M. Landry a sans doute manqué
de prudence, et il doit s’habituer aux subtilités du langage politique s’il
veut arriver au moins à quelques-unes de ses fins. Toutefois sa tirade
passionnée contre la propagande fédérale en matière de bilinguisme et de
drapeaux doit être mise en perspective. Ce qu’on a pu lire dans les journaux
anglais, ainsi que dans les lettres de plusieurs lecteurs, manque nettement de
modération et de vérité. Il ne fait pas de doute que M. Landry, et l’ensemble
des Québécois et des Canadiens français indépendantistes, respectent le
drapeau canadien, -quand il est chez lui. Le problème, c’est que dans l’espace
québécois il entre en conflit avec le fleurdelisé. Pour dire vrai, il semble
difficile d’avoir deux identités, en même temps et sous le même rapport, et c’est
justement ce principe de contradiction qui est en cause. Or un drapeau n’est pas
qu’un bout d’étoffe, c’est un symbole national. Pourquoi Ottawa attache-t-il
tant d’importance à l’unifolié et à sa surexposition en sol québécois? La
chose n’est pas dépourvue des mêmes intentions que l’on reproche au
Gouvernement du Québec.

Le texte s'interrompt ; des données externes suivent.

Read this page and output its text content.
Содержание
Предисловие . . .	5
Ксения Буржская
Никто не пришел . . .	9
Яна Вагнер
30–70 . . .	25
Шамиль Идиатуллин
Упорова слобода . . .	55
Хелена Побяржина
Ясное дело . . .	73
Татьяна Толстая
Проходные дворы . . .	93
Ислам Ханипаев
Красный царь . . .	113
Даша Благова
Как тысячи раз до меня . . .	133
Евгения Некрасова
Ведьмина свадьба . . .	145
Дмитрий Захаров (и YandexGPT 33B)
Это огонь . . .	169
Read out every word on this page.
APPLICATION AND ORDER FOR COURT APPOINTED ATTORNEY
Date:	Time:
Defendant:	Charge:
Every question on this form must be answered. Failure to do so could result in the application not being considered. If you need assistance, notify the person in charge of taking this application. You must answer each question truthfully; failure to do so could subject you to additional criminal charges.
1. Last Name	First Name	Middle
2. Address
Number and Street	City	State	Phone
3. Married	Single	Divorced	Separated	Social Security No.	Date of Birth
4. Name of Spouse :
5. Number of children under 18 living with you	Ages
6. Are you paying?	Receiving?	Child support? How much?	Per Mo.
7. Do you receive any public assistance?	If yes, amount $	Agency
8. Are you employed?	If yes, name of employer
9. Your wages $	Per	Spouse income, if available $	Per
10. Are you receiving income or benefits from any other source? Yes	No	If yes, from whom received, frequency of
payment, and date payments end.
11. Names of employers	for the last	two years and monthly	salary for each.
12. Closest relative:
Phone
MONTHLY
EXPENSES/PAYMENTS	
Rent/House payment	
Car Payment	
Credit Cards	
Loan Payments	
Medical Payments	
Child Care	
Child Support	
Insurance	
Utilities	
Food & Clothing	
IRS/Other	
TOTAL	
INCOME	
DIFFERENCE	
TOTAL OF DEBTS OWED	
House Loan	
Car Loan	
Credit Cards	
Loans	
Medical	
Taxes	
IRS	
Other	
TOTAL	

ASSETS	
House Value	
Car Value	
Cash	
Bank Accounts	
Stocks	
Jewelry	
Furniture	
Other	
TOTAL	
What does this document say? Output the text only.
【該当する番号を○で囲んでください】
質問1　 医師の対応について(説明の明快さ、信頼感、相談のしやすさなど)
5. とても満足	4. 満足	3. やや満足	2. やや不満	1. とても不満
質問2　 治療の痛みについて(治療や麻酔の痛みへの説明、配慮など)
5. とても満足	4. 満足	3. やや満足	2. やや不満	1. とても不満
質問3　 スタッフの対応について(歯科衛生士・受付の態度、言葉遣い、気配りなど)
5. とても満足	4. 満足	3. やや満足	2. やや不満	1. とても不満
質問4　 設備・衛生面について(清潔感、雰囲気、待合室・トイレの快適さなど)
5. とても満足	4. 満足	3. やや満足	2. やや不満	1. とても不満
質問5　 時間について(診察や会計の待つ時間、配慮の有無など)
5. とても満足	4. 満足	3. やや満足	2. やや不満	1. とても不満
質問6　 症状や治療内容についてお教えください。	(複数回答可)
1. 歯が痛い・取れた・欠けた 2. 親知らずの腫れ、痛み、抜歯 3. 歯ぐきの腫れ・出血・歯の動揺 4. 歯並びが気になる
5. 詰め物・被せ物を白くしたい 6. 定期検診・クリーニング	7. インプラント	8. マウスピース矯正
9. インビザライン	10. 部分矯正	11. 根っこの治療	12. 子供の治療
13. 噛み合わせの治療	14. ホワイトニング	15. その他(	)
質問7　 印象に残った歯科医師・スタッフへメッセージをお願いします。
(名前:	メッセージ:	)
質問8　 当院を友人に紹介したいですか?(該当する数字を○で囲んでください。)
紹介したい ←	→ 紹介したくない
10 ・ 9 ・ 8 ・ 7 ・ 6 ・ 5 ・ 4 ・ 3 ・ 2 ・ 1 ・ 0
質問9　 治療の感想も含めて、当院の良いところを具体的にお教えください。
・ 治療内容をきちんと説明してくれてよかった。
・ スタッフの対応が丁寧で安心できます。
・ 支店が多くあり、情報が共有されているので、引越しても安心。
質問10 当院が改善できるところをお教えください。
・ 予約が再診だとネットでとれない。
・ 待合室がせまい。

Faute d’avoir trouvé une juste complémentarité,
fédéralisme et québécité ne sont pas des options, comme on le dit pour
éluder la question, mais deux nationalités adverses qui se combattent.
Autrement, il n’y aurait pas ces éternelles querelles aux enjeux confus et
jamais clarifiés.

On se plaît à dire que les
Québécois ont choisi de rester dans le Canada. C’est une interprétation bien
rapide et superficielle des référendums et des élections. On ferait mieux de
dire qu’il s’agit de choix ponctuels qui reflètent des intérêts immédiats,
un calcul sujet à révision, selon la conjoncture des consultations. Les
élections et les référendums traduisent surtout une confusion, faute d’une
clarification à la fois identitaire et idéologique, et en même temps l’attente
d’une occasion favorable. Les Québécois ont voté confusément parce que leur
instinct a jugé que M. Bouchard ne présentait pas une vision et une volonté
réelles d’indépendance. Le ministre Dion fait souvent état de la fierté que
nous devrions avoir pour avoir contribué à construire le beau et grand pays du
Canada. Il y a eu certes des contributions individuelles de la part de certains
canadiens français, mais elles ne font pas la preuve que les Canadiens
français, comme peuple, sont partie prenante de cette construction. S’il y a un
fait avéré, c’est bien que Québécois et Canadiens français sont menacés de
banalisation et de disparition dans et par le Canada. Dans cette situation, leur
adhésion au Canada est hautement problématique. Peut-on consentir à une
existence de luttes sans fin qui se soldent sans cesse par des échecs ou par de
pseudo succès; peut-on vibrer d’enthousiasme pour l’unifolié et ce qu’il
représente quand la seule existence qui nous est promise est celle des petits
chantages aux 18 millions, et l’imposition de l’anglais par l’opération du
bilinguisme?

Est-il besoin de le dire, le
bilinguisme du fédéral au Québec, bilinguisme qui ne tient pas compte de l’écrasante
supériorité l’anglais, du triomphe continental et mondial de l’anglais, n’est
qu’une forme déguisée d’anglicisation. Nous sommes ici dans la dialectique de
la fable de La Fontaine, Le Loup et l’agneau, où le faible a toujours
tort devant les raisons du Puissant, et où le faible finit justement sous la
dent du plus fort. C’est ainsi qu’il faut interpréter toutes ces proses
faussement indignées, ou en tout cas aveugles, que l’on a pu lire dans les
médias anglais du Canada ainsi que chez plusieurs francophones qui s’en sont
faits les échos exacts et complaisants. La présence du fédéral au Québec ,
forte et envahissante, menace l’identité québécoise et canadienne française
, en imposant la présence de l’anglais au seul endroit où il y a un peu de
français réel et viable au Canada et en Amérique. Nous ne disons pas cela
pour diminuer les minorités, nous pensons, tout au contraire, à celles-ci,
parce que nous sommes convaincus que leur chance de survie et d’épanouissement
trouve leur appui le plus fort dans l’affirmation d’un Québec ouvertement,
politiquement et totalement français. Quand pourrons-nous concevoir des droits,
des chartes de droit, qui soient autre chose que le triomphe de l’anglais et l’empêchement
d’être français? Pour cela il nous faudrait des hommes politiques dont la
fonction intellectuelle et la conscience nationale soient plus développées que
l’aptitude à gagner des élections et à monter dans la hiérarchie fédérale.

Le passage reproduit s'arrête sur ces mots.